Non dite: il gatto ed io. Dite: il gatto è Dio. La sua superiorità è talmente evidente che non c’è bisogno di dimostrarla. È più agile, flessuoso, morbido, elegante di qualunque altro animale che si aggiri sulla terra o, come nel caso di molti umani, che ci strisci.
Ma le sue qualità fisiche sono soltanto il riflesso di quelle intellettuali e morali. La saggezza atavica e ancestrale del gatto, le sue facoltà divinatorie, il suo sguardo che si spalanca su abissi di metafisica profondità ne fanno l’essere più sapiente del creato. Nulla è ignoto al gatto, nulla può essergli celato. Egli sa. Sa come va (e dove) il mondo, sa cosa ci aspetta per averlo già vissuto nelle sue innumerevoli vite, sa come devono essere impostate le sue relazioni con gli altri esseri viventi, in primo luogo quelle con l’uomo, e sa come siamo molto meglio di quanto mai lo sapremo noi. Niente lo stupisce perché tutto conosce.
Proprio per questo, il gatto non è «buono», nel senso ingenuo e appiccicaticcio che attribuiamo alla parola. Non crede ai buoni sentimenti, al «wishful thinking», che lui traduce sempre e soltanto con «pia illusione», alle generose utopie e alle provvide palingenesi, in generale alle magnifiche sorti e progressive. Il gatto è troppo intelligente per avere davvero fiducia nel progresso. Sa che la natura non cambia, l’uomo nemmeno, e quanto a lui cambiare non può, essendo già perfetto. Sa che la pecora non giacerà mai con il lupo e che il topino appena catturato, con tutta la buona volontà (o anche senza) dovrà fare una brutta fine. Non è cinismo: è solo realismo.
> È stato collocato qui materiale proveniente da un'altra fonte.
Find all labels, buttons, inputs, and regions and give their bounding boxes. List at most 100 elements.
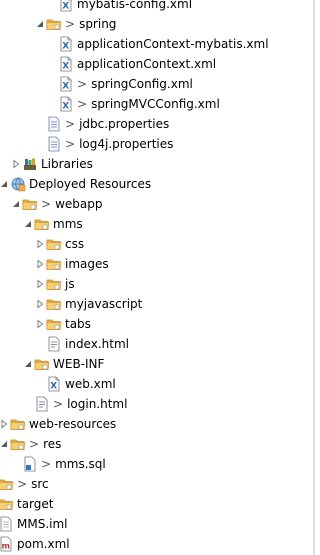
git-change-marker: >	[17, 477, 28, 491]
git-change-marker: >	[41, 197, 52, 211]
folder-icon	[34, 356, 50, 372]
tree-item[interactable]: X web.xml	[34, 374, 116, 394]
tree-item[interactable]: web-resources	[0, 414, 116, 434]
tree-item-label: MMS.iml	[17, 517, 68, 531]
folder-icon	[46, 16, 62, 32]
tree-item-label: res	[43, 437, 62, 451]
tree-item-label: src	[31, 477, 49, 491]
tree-item-label: WEB-INF	[53, 357, 105, 371]
tree-item-label: pom.xml	[17, 537, 70, 551]
git-change-marker: >	[77, 77, 88, 91]
tree-item[interactable]: > login.html	[22, 394, 127, 414]
no-twisty	[22, 394, 34, 414]
svg-text:X: X	[62, 62, 69, 72]
tree-item[interactable]: mms	[22, 214, 83, 234]
html-file-icon	[34, 396, 50, 412]
xml-file-icon: X	[46, 376, 62, 392]
tree-item-label: js	[65, 277, 75, 291]
tree-item-label: images	[65, 257, 109, 271]
folder-icon	[46, 276, 62, 292]
tree-item[interactable]: tabs	[34, 314, 91, 334]
expand-arrow-icon[interactable]	[34, 314, 46, 334]
collapse-arrow-icon[interactable]	[34, 14, 46, 34]
tree-item[interactable]: MMS.iml	[0, 514, 68, 534]
scrollbar-edge[interactable]	[313, 0, 315, 555]
tree-item[interactable]: X mybatis-config.xml	[46, 0, 192, 14]
tree-item[interactable]: X > springConfig.xml	[46, 74, 193, 94]
tree-item-label: login.html	[67, 397, 128, 411]
folder-icon	[10, 416, 26, 432]
expand-arrow-icon[interactable]	[34, 234, 46, 254]
tree-item[interactable]: > webapp	[10, 194, 102, 214]
iml-file-icon	[0, 516, 14, 532]
collapse-arrow-icon[interactable]	[22, 214, 34, 234]
git-change-marker: >	[65, 117, 76, 131]
tree-item-label: jdbc.properties	[79, 117, 170, 131]
tree-item-label: Deployed Resources	[29, 177, 152, 191]
git-change-marker: >	[77, 97, 88, 111]
collapse-arrow-icon[interactable]	[22, 354, 34, 374]
tree-item-label: applicationContext.xml	[77, 57, 217, 71]
folder-icon	[46, 236, 62, 252]
no-twisty	[46, 54, 58, 74]
tree-item[interactable]: m pom.xml	[0, 534, 70, 554]
tree-item[interactable]: X applicationContext-mybatis.xml	[46, 34, 269, 54]
no-twisty	[34, 134, 46, 154]
expand-arrow-icon[interactable]	[0, 414, 10, 434]
no-twisty	[34, 374, 46, 394]
tree-item-label: mms.sql	[55, 457, 106, 471]
tree-item[interactable]: WEB-INF	[22, 354, 104, 374]
tree-item-label: tabs	[65, 317, 91, 331]
no-twisty	[46, 34, 58, 54]
tree-item-label: webapp	[55, 197, 103, 211]
expand-arrow-icon[interactable]	[34, 254, 46, 274]
tree-item[interactable]: Deployed Resources	[0, 174, 151, 194]
git-change-marker: >	[65, 137, 76, 151]
git-change-marker: >	[65, 17, 76, 31]
tree-item[interactable]: > mms.sql	[10, 454, 106, 474]
svg-text:X: X	[62, 102, 69, 112]
folder-icon	[46, 296, 62, 312]
xml-file-icon: X	[58, 0, 74, 12]
tree-item-label: springMVCConfig.xml	[91, 97, 220, 111]
properties-file-icon	[46, 116, 62, 132]
folder-icon	[46, 256, 62, 272]
tree-item-label: web.xml	[65, 377, 116, 391]
expand-arrow-icon[interactable]	[34, 294, 46, 314]
collapse-arrow-icon[interactable]	[0, 174, 10, 194]
pom-file-icon: m	[0, 536, 14, 552]
tree-item-label: log4j.properties	[79, 137, 174, 151]
tree-item[interactable]: images	[34, 254, 109, 274]
xml-file-icon: X	[58, 36, 74, 52]
tree-item[interactable]: js	[34, 274, 75, 294]
collapse-arrow-icon[interactable]	[10, 194, 22, 214]
tree-item[interactable]: > res	[0, 434, 61, 454]
tree-item[interactable]: css	[34, 234, 84, 254]
library-icon	[22, 156, 38, 172]
tree-item-label: mybatis-config.xml	[77, 0, 193, 11]
collapse-arrow-icon[interactable]	[0, 434, 10, 454]
tree-item[interactable]: > jdbc.properties	[34, 114, 169, 134]
tree-item-label: Libraries	[41, 157, 93, 171]
tree-item[interactable]: Libraries	[10, 154, 93, 174]
git-change-marker: >	[41, 457, 52, 471]
folder-icon	[0, 476, 14, 492]
xml-file-icon: X	[58, 96, 74, 112]
tree-item[interactable]: > src	[0, 474, 49, 494]
tree-item[interactable]: myjavascript	[34, 294, 142, 314]
xml-file-icon: X	[58, 76, 74, 92]
svg-text:m: m	[2, 542, 10, 551]
folder-icon	[46, 316, 62, 332]
expand-arrow-icon[interactable]	[10, 154, 22, 174]
properties-file-icon	[46, 136, 62, 152]
tree-item[interactable]: target	[0, 494, 54, 514]
svg-text:X: X	[50, 382, 57, 392]
svg-text:X: X	[62, 2, 69, 12]
expand-arrow-icon[interactable]	[34, 274, 46, 294]
tree-item[interactable]: X > springMVCConfig.xml	[46, 94, 220, 114]
tree-item[interactable]: index.html	[34, 334, 129, 354]
no-twisty	[46, 74, 58, 94]
tree-item[interactable]: > log4j.properties	[34, 134, 173, 154]
tree-item[interactable]: > spring	[34, 14, 116, 34]
tree-item[interactable]: X applicationContext.xml	[46, 54, 216, 74]
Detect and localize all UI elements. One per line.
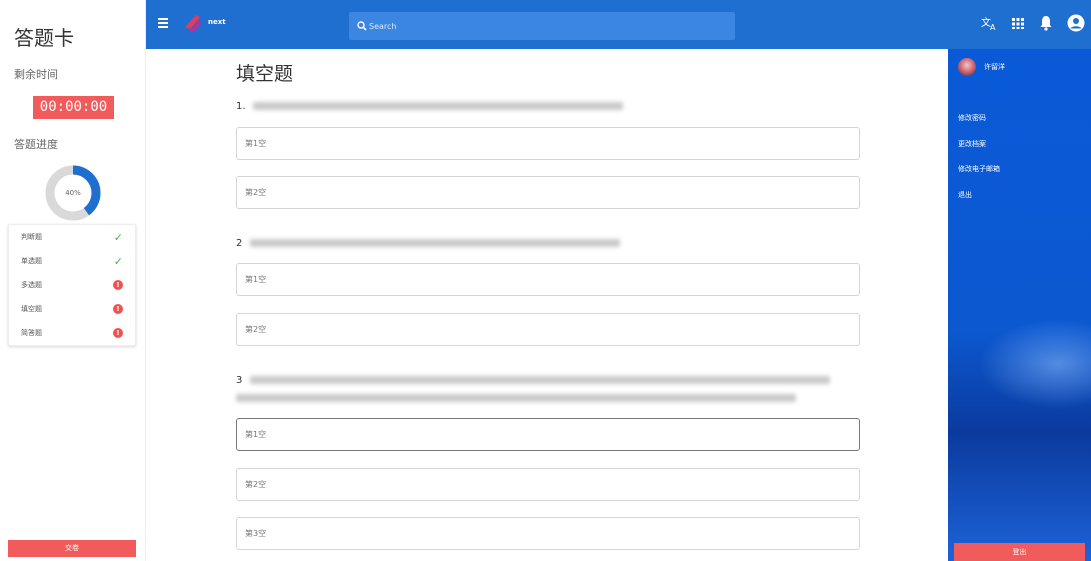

Proprio perché cosciente di questa sua superiorità, è paradossale come il gatto abbia deciso di condividere la sua vita con noi, in un rapporto squilibrato dove l’uomo cerca il gatto e il gatto l’uomo, ma mentre per il primo trovare il secondo è indispensabile, perché senza gatti la vita sarebbe un errore, per il secondo il primo è un optional. E tuttavia, il gatto acconsente a scendere di qualche gradino nella scala dell’evoluzione e a relazionarsi con quel goffo bipede che potrà forse educare; portare al suo livello, certamente no. Così il gatto, pur con la prudenza che gli è propria e il ritegno di chi non si svela troppo, acconsente ad avere una storia con noi, a concederci i ritagli del suo tempo prezioso, a farsi toccare, coccolare, carezzare, a fare le fusa, a dividere una casa, perfino a divertirci divertendosi. Ma qui, attenzione: quando il gatto fa il buffone è una sua scelta, non una nostra imposizione. Il gatto non ride né fa ridere a comando. Accetta il giochino che l’umano gli offre speranzoso che sia di suo gradimento, ma quando si stufa il regalo torna a essere un insulso pezzo di stoffa, che solo per un attimo è stato nobilitato a preda e degnato della sua attenzione.
Utilitarismo? Certo. Però da entrambe le parti. Il gatto fu «addomesticato», parola orrenda e nel suo caso pure imprecisa, molto dopo il cane. Evidente il perché: il cane serviva all’uomo cacciatore e pastore, il gatto a quello agricoltore, perché mangia i topi che mangiano le scorte di cereali così faticosamente accumulate. Fin qui, il rapporto sarebbe perfettamente paritetico e, aggiungiamo, «freddo»: un matrimonio d’interesse, non d’amore. Ma subito l’uomo capisce che il gatto è qualcosa d’altro e di più che un sicario tariffato, un cacciatore a pagamento. Capisce che è un essere meraviglioso che non si limita a sbarazzarlo dei roditori, ma gli migliora la vita. Sempre secondo le sue regole, certo, non secondo le nostre […].
Così, è ora di finirla di pensare che fra noi insulsi bipedi e «il capolavoro della natura» (Leonardo da Vinci docet,uno che di capolavori si intendeva) possa esistere un rapporto paritario. L’unica relazione possibile fra uomo e gatto non può che consistere nella totale sottomissione del primo al secondo in una relazione necessariamente asimmetrica, da dominato a dominatore, da inferiore a superiore, da servo a signore. Il gatto non ha padroni: è il padrone. In primo luogo, di sé stesso. La sua indipendenza è il suo bene più prezioso, quindi deve restare assoluta e incondizionata. Ogni rapporto con lui che non parta da questa considerazione è destinato a fallire. Non si può addomesticare un gatto. Si può solo sperare che sia lui ad addomesticare noi.